Dart's bid is subject to several conditions, including its ability to secure debt and equity financing from investment banker Drexel Burnham Lambert Inc., a firm that has dominated the market for high-yield "junk" bonds.

Drexel said it is "highly confident" that it can obtain commitments for the private placement of up to $3.9 billion in debt and equity securities. The difference between the amount to be raised and the $3.54 billion needed to buy shares would be spent on legal and other fees, a Dart spokeswoman said.

The 50-page offering circular provided few details about the financing, although it did say that Dart, if successful, would "review" Safeway's assets, capitalization, operations, properties and management, among other things, "and consider what if any changes would be desirable."

Dart, a discount retailer controlled by the Haft family of Washington, added it had "no present plans" to liquidate Safeway, sell its assets or make other major changes.

Neutralize 'Poison Pill'

Dart also said the tender offer depends on its ability to neutralize Safeway's "poison pill" shareholder rights. Under those rights, Safeway's holders are entitled to buy stock in the surviving company for half price following a hostile takeover.

Safeway also has other defensive measures in place, including a "super-majority" bylaw requiring that 75% of its shareholders approve a merger unless it is supported by 80% of Safeway's directors.

Dart, which already holds a 5.9% stake in Safeway, filed suit in U.S. District Court in Maryland to invalidate a Maryland law that upholds such super-majority requirements.

Dart also filed suit to have the poison pill rights declared "null and void" under Maryland law.

In addition, Dart launched legal challenges of takeover statutes in Nebraska and South Carolina and of alcoholic beverage control laws in Arizona and California. The alcoholic beverage control laws could delay Safeway's takeover because Safeway owns about 100 Liquor Barn stores whose liquor licenses would have to be transferred in those states.

Analysts were divided on the prospects for Dart's bid. "I don't believe you have a seller who wants to sell and a buyer who wants to buy," said Robert Raiff, an analyst with Cyrus J. Lawrence Inc. of New York.

Debt Ratings Under Review

Mark Mandel, an analyst with Value Line Investment Survey Inc., said: "It looks like the market thinks a higher offer is coming."

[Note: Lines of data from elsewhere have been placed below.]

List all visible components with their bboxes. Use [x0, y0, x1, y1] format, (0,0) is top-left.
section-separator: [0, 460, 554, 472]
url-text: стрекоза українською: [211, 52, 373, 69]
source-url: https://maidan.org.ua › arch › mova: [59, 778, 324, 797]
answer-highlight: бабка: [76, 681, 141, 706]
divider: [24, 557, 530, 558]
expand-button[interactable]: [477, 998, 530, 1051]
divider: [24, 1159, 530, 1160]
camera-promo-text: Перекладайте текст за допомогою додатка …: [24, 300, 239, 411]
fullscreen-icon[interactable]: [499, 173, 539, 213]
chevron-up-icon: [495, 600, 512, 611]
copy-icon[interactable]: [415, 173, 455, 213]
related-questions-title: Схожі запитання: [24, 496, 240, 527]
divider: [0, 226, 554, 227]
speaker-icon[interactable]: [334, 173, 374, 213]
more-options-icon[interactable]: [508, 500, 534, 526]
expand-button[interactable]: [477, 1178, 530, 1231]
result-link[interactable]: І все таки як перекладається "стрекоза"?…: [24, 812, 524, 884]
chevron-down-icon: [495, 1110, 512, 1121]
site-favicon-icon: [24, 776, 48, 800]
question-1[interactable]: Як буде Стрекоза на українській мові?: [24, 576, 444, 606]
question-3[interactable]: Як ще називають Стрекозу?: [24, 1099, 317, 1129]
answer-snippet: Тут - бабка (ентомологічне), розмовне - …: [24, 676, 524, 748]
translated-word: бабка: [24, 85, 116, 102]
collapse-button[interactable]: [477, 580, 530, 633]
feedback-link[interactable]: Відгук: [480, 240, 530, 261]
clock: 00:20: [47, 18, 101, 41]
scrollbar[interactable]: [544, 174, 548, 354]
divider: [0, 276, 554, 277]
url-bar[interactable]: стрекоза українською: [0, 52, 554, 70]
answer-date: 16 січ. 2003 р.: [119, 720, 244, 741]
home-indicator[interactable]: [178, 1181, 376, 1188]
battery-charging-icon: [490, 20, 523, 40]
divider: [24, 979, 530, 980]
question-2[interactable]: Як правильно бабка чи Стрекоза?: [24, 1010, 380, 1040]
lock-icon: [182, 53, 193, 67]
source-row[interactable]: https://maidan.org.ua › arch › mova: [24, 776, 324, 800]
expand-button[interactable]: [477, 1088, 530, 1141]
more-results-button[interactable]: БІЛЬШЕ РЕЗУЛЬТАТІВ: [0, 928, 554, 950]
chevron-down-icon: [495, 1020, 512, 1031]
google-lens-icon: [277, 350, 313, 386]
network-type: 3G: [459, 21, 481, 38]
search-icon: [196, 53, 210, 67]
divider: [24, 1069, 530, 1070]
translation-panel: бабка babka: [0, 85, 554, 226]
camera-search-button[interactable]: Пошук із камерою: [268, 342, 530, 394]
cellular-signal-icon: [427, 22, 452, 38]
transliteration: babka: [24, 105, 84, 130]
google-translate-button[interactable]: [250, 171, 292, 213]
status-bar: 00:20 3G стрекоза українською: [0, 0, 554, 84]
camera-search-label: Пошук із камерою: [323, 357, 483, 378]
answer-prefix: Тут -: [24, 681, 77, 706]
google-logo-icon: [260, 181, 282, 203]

Analysts said that as a defensive maneuver, Safeway might make its own tender offer for some or all of its shares.

That possibility led Moody's Investors Service to review the debt ratings for possible downgrading of Safeway as well as of Dart Group. Such reviews are common for acquiring companies, which often must take on additional debt to finance acquisitions.

In Safeway's case, the review was prompted by the possibility of the change in the company's financial position "should Safeway management take any defensive actions."

Moody's said that if Dart is successful with its bid, it might redeploy Safeway assets. "This could involve the sale of both domestic and foreign operations."

Dart's spokeswoman declined comment on the possibility of such asset sales. In response to a question, she added that Dart's offer "is a bona fide offer" and not an attempt to extract some kind of stock buyback plan or "greenmail" payment from Safeway.

In the past, Dart has made handsome profits by buying and later selling large stakes in such companies as Jack Eckerd Corp. and May Department Stores.